By Caitlin Sargent:
As a physio I, along with many of my clients, expect I would rarely suffer injuries. As an elite athlete though it is kind of considered part of the deal. While it would be nice to always prevent all injuries, the nature of everyone’s lives is that at some point we are often going to accumulate too much strain and experience some degree of stiffness, pain or injury. It may be a slow gradual onset of tightness and discomfort when sitting in front of the computer or, as in my case, it may be a hamstring tear whilst competing at State Championships in front of a crowd. And yes there is photo evidence.
Acute injury management
Most people are familiar with basic injury management – relative rest (ie don’t do the things that hurt), ice to reduce the inflammation and reduce the pain, compression to minimise swelling and aid in blood flow, elevation again to minimise swelling in the area. What does not often get discussed as part of this process, is the psychological management. “Where did this come from?” “How long will it take to get better?” “Will I ever be the same again?” “Is this going to impact my ability to work?”… The thoughts and questions can be an unhelpful spiral.
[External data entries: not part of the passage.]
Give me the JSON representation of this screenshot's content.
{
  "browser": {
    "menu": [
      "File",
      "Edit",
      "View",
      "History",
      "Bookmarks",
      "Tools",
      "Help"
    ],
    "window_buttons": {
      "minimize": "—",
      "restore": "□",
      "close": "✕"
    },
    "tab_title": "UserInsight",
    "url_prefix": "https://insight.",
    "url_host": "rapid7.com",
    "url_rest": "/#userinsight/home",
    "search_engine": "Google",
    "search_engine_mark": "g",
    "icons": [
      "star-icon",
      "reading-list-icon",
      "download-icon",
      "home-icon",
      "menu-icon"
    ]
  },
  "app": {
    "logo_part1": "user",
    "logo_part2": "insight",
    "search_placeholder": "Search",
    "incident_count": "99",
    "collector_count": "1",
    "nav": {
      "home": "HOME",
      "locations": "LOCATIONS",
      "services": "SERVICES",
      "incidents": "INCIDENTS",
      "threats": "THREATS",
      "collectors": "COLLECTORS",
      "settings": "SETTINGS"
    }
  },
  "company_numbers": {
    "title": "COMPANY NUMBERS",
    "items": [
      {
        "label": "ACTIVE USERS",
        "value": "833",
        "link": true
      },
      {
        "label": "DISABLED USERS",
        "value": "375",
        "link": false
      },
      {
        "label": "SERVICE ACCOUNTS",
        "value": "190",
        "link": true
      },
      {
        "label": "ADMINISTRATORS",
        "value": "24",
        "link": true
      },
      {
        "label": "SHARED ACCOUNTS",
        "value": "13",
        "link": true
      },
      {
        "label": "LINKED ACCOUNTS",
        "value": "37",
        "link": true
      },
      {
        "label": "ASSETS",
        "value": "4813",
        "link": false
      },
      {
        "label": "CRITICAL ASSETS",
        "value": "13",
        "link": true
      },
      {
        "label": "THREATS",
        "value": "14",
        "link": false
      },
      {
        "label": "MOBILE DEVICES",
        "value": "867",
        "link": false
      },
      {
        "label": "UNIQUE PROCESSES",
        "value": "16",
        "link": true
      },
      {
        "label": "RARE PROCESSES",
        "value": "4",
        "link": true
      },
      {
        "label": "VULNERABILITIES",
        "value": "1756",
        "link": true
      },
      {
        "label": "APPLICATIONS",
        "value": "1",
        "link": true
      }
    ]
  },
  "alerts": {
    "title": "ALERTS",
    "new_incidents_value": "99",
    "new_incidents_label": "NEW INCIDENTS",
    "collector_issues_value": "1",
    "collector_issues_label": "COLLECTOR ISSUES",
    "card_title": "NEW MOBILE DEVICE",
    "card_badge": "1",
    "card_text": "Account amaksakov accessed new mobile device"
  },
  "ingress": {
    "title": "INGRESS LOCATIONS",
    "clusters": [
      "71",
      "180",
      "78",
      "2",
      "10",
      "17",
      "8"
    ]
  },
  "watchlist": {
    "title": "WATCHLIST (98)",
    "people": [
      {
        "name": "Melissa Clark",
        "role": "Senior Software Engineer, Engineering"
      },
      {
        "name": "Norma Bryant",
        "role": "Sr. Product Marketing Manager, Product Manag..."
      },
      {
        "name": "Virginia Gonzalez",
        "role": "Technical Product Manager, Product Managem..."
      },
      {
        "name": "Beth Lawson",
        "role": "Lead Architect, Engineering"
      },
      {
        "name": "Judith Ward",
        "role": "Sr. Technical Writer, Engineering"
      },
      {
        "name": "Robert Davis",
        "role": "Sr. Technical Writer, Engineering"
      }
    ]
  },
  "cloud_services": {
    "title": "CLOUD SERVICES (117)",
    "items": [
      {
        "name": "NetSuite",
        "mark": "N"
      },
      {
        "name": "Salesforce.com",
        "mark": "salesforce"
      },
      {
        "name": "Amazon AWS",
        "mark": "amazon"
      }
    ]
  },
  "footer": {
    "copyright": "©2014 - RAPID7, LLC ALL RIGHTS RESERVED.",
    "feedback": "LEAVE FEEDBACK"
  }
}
Sometimes, being a physio in these instances is helpful – for example, my lower back had been tight that week so I was not entirely surprised when I felt my hamstring tear. However as a physio I also felt irresponsible and embarrassed that I had ignored what I thought was a minor tightness and let it become a far more significant injury. It is important to know, that all kinds of thoughts and emotions are normal when experiencing an injury. However getting caught up in them, is usually not helpful (and can actually make our pain worse). Almost all injuries will make a full recovery and if you follow medical/physio advice, a majority of common injuries will be noticeably better in 2-6 weeks.
Given my profession, I am somewhat biased – however I truly believe that good physiotherapy management and care can significantly speed up the recovery time for injuries. In my own case, after my hamstring tear, I had physio multiple times a week for a number of weeks. Given that the sciatic nerve runs through the hamstring, there was significant nerve irritation and early stage (first 10 days) treatment focused on this. Once the nerve irritation was settled down, we were able to do a fully body assessment and testing which found that T11 (a mid-back joint) made the most improvements to my hamstring length, hamstring strength and lower back range of motion. While it was frustrating to have my running training hampered, it was very comforting to see objective improvements happening in each session – giving me confidence that I would be able to return to training soon. I was able to modify my training to maintain as much fitness as possible, whilst also not impeding my recovery.
I have experienced a variety of injuries during my time as an athlete and I can confidently say it never gets “easy”. There are always frustrations, worries and negative thoughts. However I have found that by putting my energy into what I can do to get better (getting enough sleep, doing my self-releases, avoiding aggravating activities) and focusing on what training I can do (rather than what I can’t do) – I am able to minimise the impact of those negative thoughts. It allows me to see the injury as just another challenge in the life of an athlete – an opportunity for growth that will make me a better athlete, human and physio.